Tyler Montgomery, Trailhead's engineering director, and Shaun Russell, its principal engineer, kick off a conversation with Chris Castle as to how Trailhead came about. One of Salesforce's developer evangelists, Josh Burke, wanted to create some teaching material for classes he taught. The idea was that students wouldn't just read some content and take a quiz; they would perform real actions, such as making a dummy user an admin, and an API call would assert that they accomplished the task successfully.
Due to its tight deadline of just six weeks before Dreamforce, the Trailhead team built the app using Ruby and Rails, and hosted the site on Heroku.

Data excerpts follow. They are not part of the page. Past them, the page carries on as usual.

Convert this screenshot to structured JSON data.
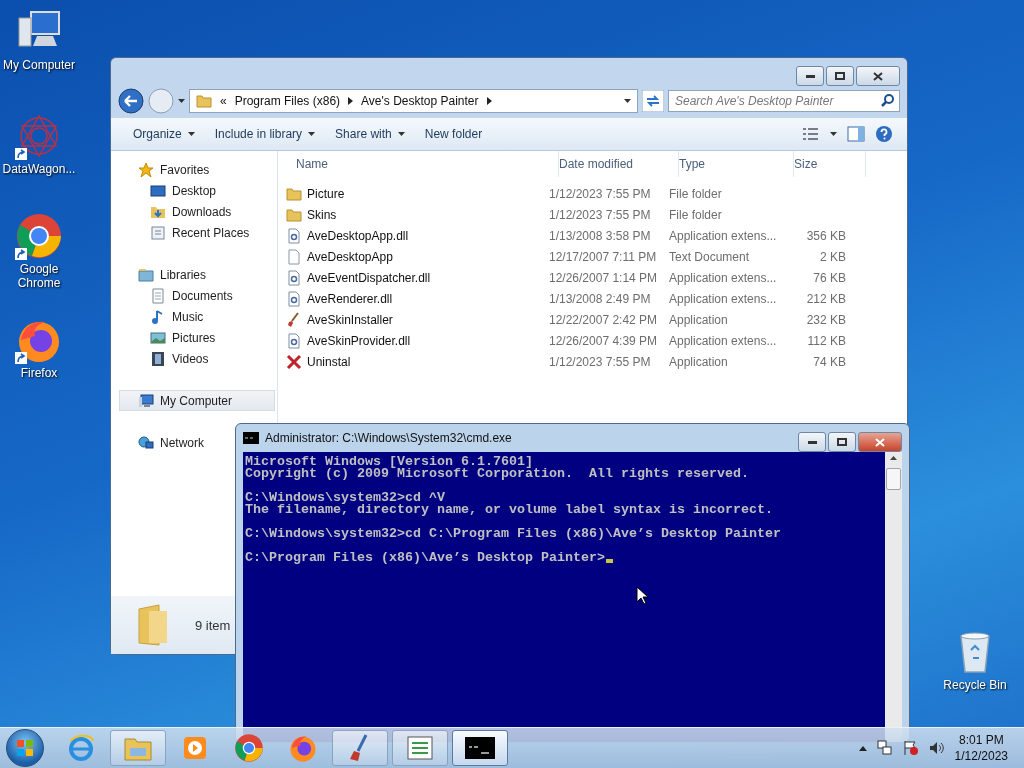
{
  "desktop_icons": [
    {
      "label": "My Computer",
      "kind": "computer",
      "shortcut": false
    },
    {
      "label": "DataWagon...",
      "kind": "star",
      "shortcut": true
    },
    {
      "label": "Google Chrome",
      "kind": "chrome",
      "shortcut": true
    },
    {
      "label": "Firefox",
      "kind": "firefox",
      "shortcut": true
    },
    {
      "label": "Recycle Bin",
      "kind": "bin",
      "shortcut": false
    }
  ],
  "explorer": {
    "address_overflow": "«",
    "address": [
      "Program Files (x86)",
      "Ave's Desktop Painter"
    ],
    "search": {
      "placeholder": "Search Ave's Desktop Painter"
    },
    "toolbar": [
      {
        "label": "Organize",
        "dropdown": true
      },
      {
        "label": "Include in library",
        "dropdown": true
      },
      {
        "label": "Share with",
        "dropdown": true
      },
      {
        "label": "New folder",
        "dropdown": false
      }
    ],
    "nav": [
      {
        "label": "Favorites",
        "kind": "star",
        "selected": false,
        "children": [
          {
            "label": "Desktop",
            "kind": "desktop",
            "selected": false
          },
          {
            "label": "Downloads",
            "kind": "downloads",
            "selected": false
          },
          {
            "label": "Recent Places",
            "kind": "recent",
            "selected": false
          }
        ]
      },
      {
        "label": "Libraries",
        "kind": "library",
        "selected": false,
        "children": [
          {
            "label": "Documents",
            "kind": "document",
            "selected": false
          },
          {
            "label": "Music",
            "kind": "music",
            "selected": false
          },
          {
            "label": "Pictures",
            "kind": "pictures",
            "selected": false
          },
          {
            "label": "Videos",
            "kind": "videos",
            "selected": false
          }
        ]
      },
      {
        "label": "My Computer",
        "kind": "computer",
        "selected": true
      },
      {
        "label": "Network",
        "kind": "network",
        "selected": false
      }
    ],
    "columns": [
      "Name",
      "Date modified",
      "Type",
      "Size"
    ],
    "rows": [
      {
        "name": "Picture",
        "date": "1/12/2023 7:55 PM",
        "type": "File folder",
        "kind": "folder"
      },
      {
        "name": "Skins",
        "date": "1/12/2023 7:55 PM",
        "type": "File folder",
        "kind": "folder"
      },
      {
        "name": "AveDesktopApp.dll",
        "date": "1/13/2008 3:58 PM",
        "type": "Application extens...",
        "size": "356 KB",
        "kind": "dll"
      },
      {
        "name": "AveDesktopApp",
        "date": "12/17/2007 7:11 PM",
        "type": "Text Document",
        "size": "2 KB",
        "kind": "text"
      },
      {
        "name": "AveEventDispatcher.dll",
        "date": "12/26/2007 1:14 PM",
        "type": "Application extens...",
        "size": "76 KB",
        "kind": "dll"
      },
      {
        "name": "AveRenderer.dll",
        "date": "1/13/2008 2:49 PM",
        "type": "Application extens...",
        "size": "212 KB",
        "kind": "dll"
      },
      {
        "name": "AveSkinInstaller",
        "date": "12/22/2007 2:42 PM",
        "type": "Application",
        "size": "232 KB",
        "kind": "brush"
      },
      {
        "name": "AveSkinProvider.dll",
        "date": "12/26/2007 4:39 PM",
        "type": "Application extens...",
        "size": "112 KB",
        "kind": "dll"
      },
      {
        "name": "Uninstal",
        "date": "1/12/2023 7:55 PM",
        "type": "Application",
        "size": "74 KB",
        "kind": "uninstall"
      }
    ],
    "status": "9 item"
  },
  "console": {
    "title": "Administrator: C:\\Windows\\System32\\cmd.exe",
    "cursor": true,
    "blocks": [
      [
        "Microsoft Windows [Version 6.1.7601]",
        "Copyright (c) 2009 Microsoft Corporation.  All rights reserved."
      ],
      [
        "C:\\Windows\\system32>cd ^V",
        "The filename, directory name, or volume label syntax is incorrect."
      ],
      [
        "C:\\Windows\\system32>cd C:\\Program Files (x86)\\Ave’s Desktop Painter"
      ],
      [
        "C:\\Program Files (x86)\\Ave’s Desktop Painter>"
      ]
    ]
  },
  "taskbar": {
    "apps": [
      {
        "kind": "ie",
        "open": false,
        "selected": false
      },
      {
        "kind": "explorer",
        "open": true,
        "selected": false
      },
      {
        "kind": "media",
        "open": false,
        "selected": false
      },
      {
        "kind": "chrome",
        "open": false,
        "selected": false
      },
      {
        "kind": "firefox",
        "open": false,
        "selected": false
      },
      {
        "kind": "paint",
        "open": true,
        "selected": false
      },
      {
        "kind": "notepad",
        "open": true,
        "selected": false
      },
      {
        "kind": "cmd",
        "open": true,
        "selected": true
      }
    ],
    "time": "8:01 PM",
    "date": "1/12/2023"
  }
}
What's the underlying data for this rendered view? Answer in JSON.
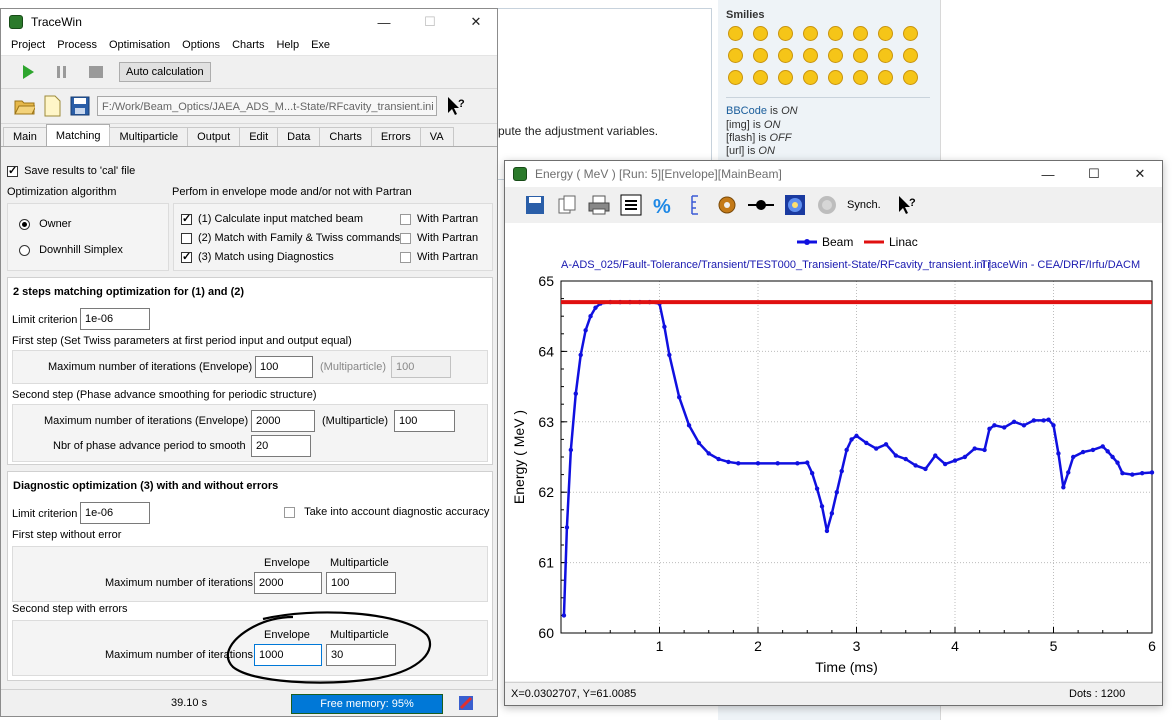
{
  "background_page": {
    "instruction_text": "pute the adjustment variables.",
    "smilies_title": "Smilies",
    "bbcode": [
      {
        "name": "BBCode",
        "state": "ON"
      },
      {
        "name": "[img]",
        "state": "ON"
      },
      {
        "name": "[flash]",
        "state": "OFF"
      },
      {
        "name": "[url]",
        "state": "ON"
      }
    ],
    "is_word": "is"
  },
  "tracewin": {
    "title": "TraceWin",
    "menu": [
      "Project",
      "Process",
      "Optimisation",
      "Options",
      "Charts",
      "Help",
      "Exe"
    ],
    "auto_calc_label": "Auto calculation",
    "project_path": "F:/Work/Beam_Optics/JAEA_ADS_M...t-State/RFcavity_transient.ini",
    "tabs": [
      "Main",
      "Matching",
      "Multiparticle",
      "Output",
      "Edit",
      "Data",
      "Charts",
      "Errors",
      "VA"
    ],
    "active_tab": "Matching",
    "save_results_label": "Save results to 'cal' file",
    "algo_title": "Optimization algorithm",
    "algo_options": [
      "Owner",
      "Downhill Simplex"
    ],
    "envelope_mode_title": "Perfom in envelope mode and/or not with Partran",
    "calc_options": [
      {
        "label": "(1) Calculate input matched beam",
        "checked": true,
        "partran_label": "With Partran",
        "partran": false
      },
      {
        "label": "(2) Match with Family & Twiss commands",
        "checked": false,
        "partran_label": "With Partran",
        "partran": false
      },
      {
        "label": "(3) Match using Diagnostics",
        "checked": true,
        "partran_label": "With Partran",
        "partran": false
      }
    ],
    "two_steps": {
      "title": "2 steps matching optimization for (1) and (2)",
      "limit_label": "Limit criterion",
      "limit_value": "1e-06",
      "first_step_label": "First step (Set Twiss parameters at first period input and output equal)",
      "max_iter_env_label": "Maximum number of iterations (Envelope)",
      "first_env_value": "100",
      "multiparticle_label": "(Multiparticle)",
      "first_multi_value": "100",
      "second_step_label": "Second step (Phase advance smoothing for periodic structure)",
      "second_env_value": "2000",
      "second_multi_label": "(Multiparticle)",
      "second_multi_value": "100",
      "nbr_phase_label": "Nbr of phase advance period to smooth",
      "nbr_phase_value": "20"
    },
    "diag": {
      "title": "Diagnostic optimization (3) with and without errors",
      "limit_label": "Limit criterion",
      "limit_value": "1e-06",
      "take_into_account_label": "Take into account diagnostic accuracy",
      "first_step_label": "First step without error",
      "envelope_header": "Envelope",
      "multiparticle_header": "Multiparticle",
      "max_iter_label": "Maximum number of iterations",
      "first_env_value": "2000",
      "first_multi_value": "100",
      "second_step_label": "Second step with errors",
      "second_env_value": "1000",
      "second_multi_value": "30"
    },
    "status": {
      "time": "39.10 s",
      "memory": "Free memory: 95%"
    }
  },
  "energy_window": {
    "title": "Energy ( MeV ) [Run: 5][Envelope][MainBeam]",
    "synch_label": "Synch.",
    "path_text": "A-ADS_025/Fault-Tolerance/Transient/TEST000_Transient-State/RFcavity_transient.ini ]",
    "credit_text": "TraceWin - CEA/DRF/Irfu/DACM",
    "coords": "X=0.0302707, Y=61.0085",
    "dots": "Dots : 1200"
  },
  "chart_data": {
    "type": "line",
    "xlabel": "Time (ms)",
    "ylabel": "Energy ( MeV )",
    "xlim": [
      0,
      6
    ],
    "ylim": [
      60,
      65
    ],
    "xticks": [
      1,
      2,
      3,
      4,
      5,
      6
    ],
    "yticks": [
      60,
      61,
      62,
      63,
      64,
      65
    ],
    "grid": true,
    "legend_position": "top",
    "series": [
      {
        "name": "Beam",
        "color": "#1010e0",
        "x": [
          0.03,
          0.06,
          0.1,
          0.15,
          0.2,
          0.25,
          0.3,
          0.35,
          0.4,
          0.5,
          0.6,
          0.7,
          0.8,
          0.9,
          1.0,
          1.05,
          1.1,
          1.2,
          1.3,
          1.4,
          1.5,
          1.6,
          1.7,
          1.8,
          2.0,
          2.2,
          2.4,
          2.5,
          2.55,
          2.6,
          2.65,
          2.7,
          2.75,
          2.8,
          2.85,
          2.9,
          2.95,
          3.0,
          3.1,
          3.2,
          3.3,
          3.4,
          3.5,
          3.6,
          3.7,
          3.8,
          3.9,
          4.0,
          4.1,
          4.2,
          4.3,
          4.35,
          4.4,
          4.5,
          4.6,
          4.7,
          4.8,
          4.9,
          4.95,
          5.0,
          5.05,
          5.1,
          5.15,
          5.2,
          5.3,
          5.4,
          5.5,
          5.55,
          5.6,
          5.65,
          5.7,
          5.8,
          5.9,
          6.0
        ],
        "y": [
          60.25,
          61.5,
          62.6,
          63.4,
          63.95,
          64.3,
          64.5,
          64.62,
          64.68,
          64.7,
          64.7,
          64.7,
          64.7,
          64.7,
          64.68,
          64.35,
          63.95,
          63.35,
          62.95,
          62.7,
          62.55,
          62.47,
          62.43,
          62.41,
          62.41,
          62.41,
          62.41,
          62.42,
          62.27,
          62.05,
          61.8,
          61.45,
          61.7,
          62.0,
          62.3,
          62.6,
          62.75,
          62.8,
          62.7,
          62.62,
          62.68,
          62.52,
          62.47,
          62.38,
          62.33,
          62.52,
          62.4,
          62.45,
          62.5,
          62.62,
          62.6,
          62.9,
          62.95,
          62.92,
          63.0,
          62.95,
          63.02,
          63.02,
          63.03,
          62.95,
          62.55,
          62.07,
          62.28,
          62.5,
          62.57,
          62.6,
          62.65,
          62.58,
          62.5,
          62.42,
          62.27,
          62.25,
          62.27,
          62.28
        ]
      },
      {
        "name": "Linac",
        "color": "#e01010",
        "x": [
          0,
          6
        ],
        "y": [
          64.7,
          64.7
        ]
      }
    ]
  }
}
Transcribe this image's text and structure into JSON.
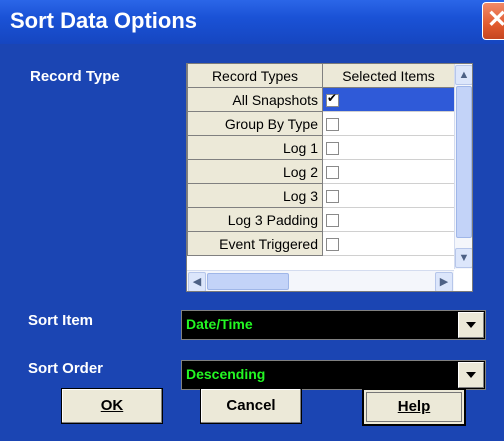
{
  "window": {
    "title": "Sort Data Options",
    "close_icon": "close-icon"
  },
  "labels": {
    "record_type": "Record Type",
    "sort_item": "Sort Item",
    "sort_order": "Sort Order"
  },
  "grid": {
    "columns": [
      "Record Types",
      "Selected Items"
    ],
    "rows": [
      {
        "label": "All Snapshots",
        "checked": true
      },
      {
        "label": "Group By Type",
        "checked": false
      },
      {
        "label": "Log 1",
        "checked": false
      },
      {
        "label": "Log 2",
        "checked": false
      },
      {
        "label": "Log 3",
        "checked": false
      },
      {
        "label": "Log 3 Padding",
        "checked": false
      },
      {
        "label": "Event Triggered",
        "checked": false
      }
    ]
  },
  "sort_item": {
    "value": "Date/Time"
  },
  "sort_order": {
    "value": "Descending"
  },
  "buttons": {
    "ok": "OK",
    "cancel": "Cancel",
    "help": "Help"
  },
  "colors": {
    "background": "#1b45b3",
    "combo_text": "#23f723",
    "selected_cell": "#2f5ad8"
  }
}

Although they've seen huge growth, a lot of naive technical decisions have lead to a mix of addressing performance issues as well as launching new features over the past few years. Their largest near-outage came about when hundreds of thousands of students in India began to use the site all at the same time in order to participate in a competition. Heroku was able to scale up, but this exposed many problems which, when the traffic subsided, better prepared the Trailhead team for future scaling issues after all the code fixes were in place.
The conversation concludes with advice on scaling up an application on Heroku. Shaun suggests an APM tool like New Relic to stay on top of performance problems before they become an issue. Tyler suggests implementing an entire pipeline of tooling--PagerDuty, errors logged into Slack, segmented environments for staging and production--before continuing work on any feature code.